La prochaine édition du Grand Prix devrait se nommer en revanche plus classiquement « Grand Prix d’Azerbaïdjan ». Tel est en tout cas le vœu d’Arif Rahimov, le PDG du circuit du Bakou. « Le nom n’est pas encore confirmé mais nous voulons qu’il change. Nous avons montré au monde que nous étions une ville avec une mentalité européenne. Nous avons accueilli beaucoup d’événements sportifs sous le nom ‘European Games’. Maintenant, tout le monde sait cela et nous voulons mettre en valeur l’Azerbaïdjan. »

« Nous comprenons l’importance du Moyen-Orient et de toute la région arabe. Les visas pour venir au pays connaissent une large libéralisation et cela ouvrira les portes pour que plus de fans de F1 voyagent en Azerbaïdjan. Les billets seront en vente à partir de décembre et les gens qui les achèteront tôt pourront profiter de meilleures remises » a poursuivi Rahimov.

Le promoteur de la course est cependant conscient des imperfections qui demeurent encore sur son tracé… « Malheureusement, la plupart des pilotes n’étaient pas satisfaits quand ils sont venus ici. C’était d’abord parce qu’ils n’avaient pas de simulateurs convenables. Le circuit a été fini à la dernière minute et beaucoup d’équipes sont venues et ont repris beaucoup de mesures. Dans les simulateurs, le circuit n’était pas attirant. »
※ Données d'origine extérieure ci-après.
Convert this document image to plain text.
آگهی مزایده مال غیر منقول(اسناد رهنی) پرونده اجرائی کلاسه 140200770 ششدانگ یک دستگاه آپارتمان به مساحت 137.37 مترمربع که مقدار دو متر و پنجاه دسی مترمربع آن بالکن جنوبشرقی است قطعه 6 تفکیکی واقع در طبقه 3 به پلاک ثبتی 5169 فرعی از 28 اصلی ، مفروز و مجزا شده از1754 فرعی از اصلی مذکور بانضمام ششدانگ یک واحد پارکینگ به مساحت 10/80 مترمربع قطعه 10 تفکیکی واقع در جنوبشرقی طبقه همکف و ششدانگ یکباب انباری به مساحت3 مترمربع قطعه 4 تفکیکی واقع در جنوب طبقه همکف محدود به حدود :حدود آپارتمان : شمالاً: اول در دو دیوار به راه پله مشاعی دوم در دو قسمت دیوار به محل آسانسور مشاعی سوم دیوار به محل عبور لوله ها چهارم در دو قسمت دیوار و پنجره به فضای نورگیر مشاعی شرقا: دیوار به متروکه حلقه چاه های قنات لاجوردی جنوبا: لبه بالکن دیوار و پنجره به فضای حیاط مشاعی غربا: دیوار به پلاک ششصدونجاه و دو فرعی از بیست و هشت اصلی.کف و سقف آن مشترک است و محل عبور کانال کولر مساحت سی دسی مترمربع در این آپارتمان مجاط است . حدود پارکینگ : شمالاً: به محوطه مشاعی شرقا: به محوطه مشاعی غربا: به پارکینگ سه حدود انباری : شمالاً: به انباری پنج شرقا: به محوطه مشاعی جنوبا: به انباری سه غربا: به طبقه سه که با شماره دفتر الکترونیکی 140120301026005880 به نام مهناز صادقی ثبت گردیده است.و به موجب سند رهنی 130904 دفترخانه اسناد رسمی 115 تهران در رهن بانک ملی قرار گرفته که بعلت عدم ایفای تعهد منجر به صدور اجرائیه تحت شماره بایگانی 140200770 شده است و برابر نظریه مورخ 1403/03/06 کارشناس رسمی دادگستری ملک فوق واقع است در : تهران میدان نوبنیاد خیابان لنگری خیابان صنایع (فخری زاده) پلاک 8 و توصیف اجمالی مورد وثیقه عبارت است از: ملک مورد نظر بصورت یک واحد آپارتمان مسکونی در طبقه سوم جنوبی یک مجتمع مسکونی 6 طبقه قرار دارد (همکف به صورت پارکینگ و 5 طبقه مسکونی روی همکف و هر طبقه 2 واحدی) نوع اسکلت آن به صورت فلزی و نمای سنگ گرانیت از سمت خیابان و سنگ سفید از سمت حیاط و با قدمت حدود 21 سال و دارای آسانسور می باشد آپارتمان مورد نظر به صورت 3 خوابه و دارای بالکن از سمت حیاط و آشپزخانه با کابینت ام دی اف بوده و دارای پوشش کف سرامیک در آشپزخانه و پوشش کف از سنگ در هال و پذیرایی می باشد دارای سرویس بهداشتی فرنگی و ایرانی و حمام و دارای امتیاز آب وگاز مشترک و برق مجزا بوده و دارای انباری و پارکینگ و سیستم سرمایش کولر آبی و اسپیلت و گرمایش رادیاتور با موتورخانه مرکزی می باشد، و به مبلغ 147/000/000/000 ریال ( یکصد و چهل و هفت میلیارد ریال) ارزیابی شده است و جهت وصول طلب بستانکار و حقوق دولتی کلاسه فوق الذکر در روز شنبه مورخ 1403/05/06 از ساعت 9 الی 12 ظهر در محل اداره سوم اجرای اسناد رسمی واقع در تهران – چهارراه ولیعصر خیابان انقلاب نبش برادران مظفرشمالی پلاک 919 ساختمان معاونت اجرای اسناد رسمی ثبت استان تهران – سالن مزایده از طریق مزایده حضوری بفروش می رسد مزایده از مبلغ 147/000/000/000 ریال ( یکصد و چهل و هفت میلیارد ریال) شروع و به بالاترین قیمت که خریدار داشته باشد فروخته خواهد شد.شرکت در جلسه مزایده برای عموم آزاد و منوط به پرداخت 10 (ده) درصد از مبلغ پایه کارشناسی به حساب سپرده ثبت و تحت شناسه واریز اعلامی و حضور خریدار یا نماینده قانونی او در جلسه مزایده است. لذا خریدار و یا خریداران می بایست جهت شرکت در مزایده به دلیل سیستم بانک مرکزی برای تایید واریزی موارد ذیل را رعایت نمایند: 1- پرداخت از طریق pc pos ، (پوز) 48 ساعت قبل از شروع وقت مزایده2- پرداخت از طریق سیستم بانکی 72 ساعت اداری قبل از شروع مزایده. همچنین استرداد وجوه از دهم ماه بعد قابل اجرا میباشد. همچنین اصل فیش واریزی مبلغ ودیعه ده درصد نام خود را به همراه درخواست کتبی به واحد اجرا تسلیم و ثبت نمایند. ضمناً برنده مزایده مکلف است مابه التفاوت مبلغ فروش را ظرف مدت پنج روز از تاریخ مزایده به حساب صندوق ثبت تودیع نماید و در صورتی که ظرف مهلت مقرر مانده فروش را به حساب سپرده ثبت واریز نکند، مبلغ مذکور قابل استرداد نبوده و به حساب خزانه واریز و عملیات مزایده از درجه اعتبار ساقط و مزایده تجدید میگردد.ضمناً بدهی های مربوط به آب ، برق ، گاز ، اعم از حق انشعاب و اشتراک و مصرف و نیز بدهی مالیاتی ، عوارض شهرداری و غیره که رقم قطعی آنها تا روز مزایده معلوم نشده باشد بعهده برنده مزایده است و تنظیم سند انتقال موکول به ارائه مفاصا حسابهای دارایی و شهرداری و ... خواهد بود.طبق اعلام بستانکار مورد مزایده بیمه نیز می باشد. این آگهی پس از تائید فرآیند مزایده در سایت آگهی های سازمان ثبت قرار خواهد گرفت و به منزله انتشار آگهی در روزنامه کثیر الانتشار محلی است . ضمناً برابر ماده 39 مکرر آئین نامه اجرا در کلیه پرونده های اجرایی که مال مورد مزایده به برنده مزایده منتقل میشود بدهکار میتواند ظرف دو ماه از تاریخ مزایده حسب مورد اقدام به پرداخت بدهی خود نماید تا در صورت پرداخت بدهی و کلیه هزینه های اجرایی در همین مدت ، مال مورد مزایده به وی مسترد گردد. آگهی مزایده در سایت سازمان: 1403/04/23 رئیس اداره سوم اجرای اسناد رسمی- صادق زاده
Lewis Hamilton en particulier s’était plaint de la dangerosité du tracé, mais Rahimov assure que toutes ces critiques sont derrière lui. « Lewis n’était pas content quand il est venu ici, mais après le premier tour, il était OK, parce que le circuit est difficile. Il ne pardonne pas, parce que des vrais murs sont vraiment proches des lignes blanches. Il y a beaucoup de portions rapides, lentes et quelques montées. Le retour que nous avions eu plus tard de la plupart des pilotes était positif. »

Les actionnaires du circuit auraient été satisfaits finalement de cette première édition du Grand Prix. Disputée dans un cadre moyenâgeux, au cœur de la vieille ville de Bakou, la course avait alors offert des images marquantes et inhabituelles pour un Grand Prix de F1.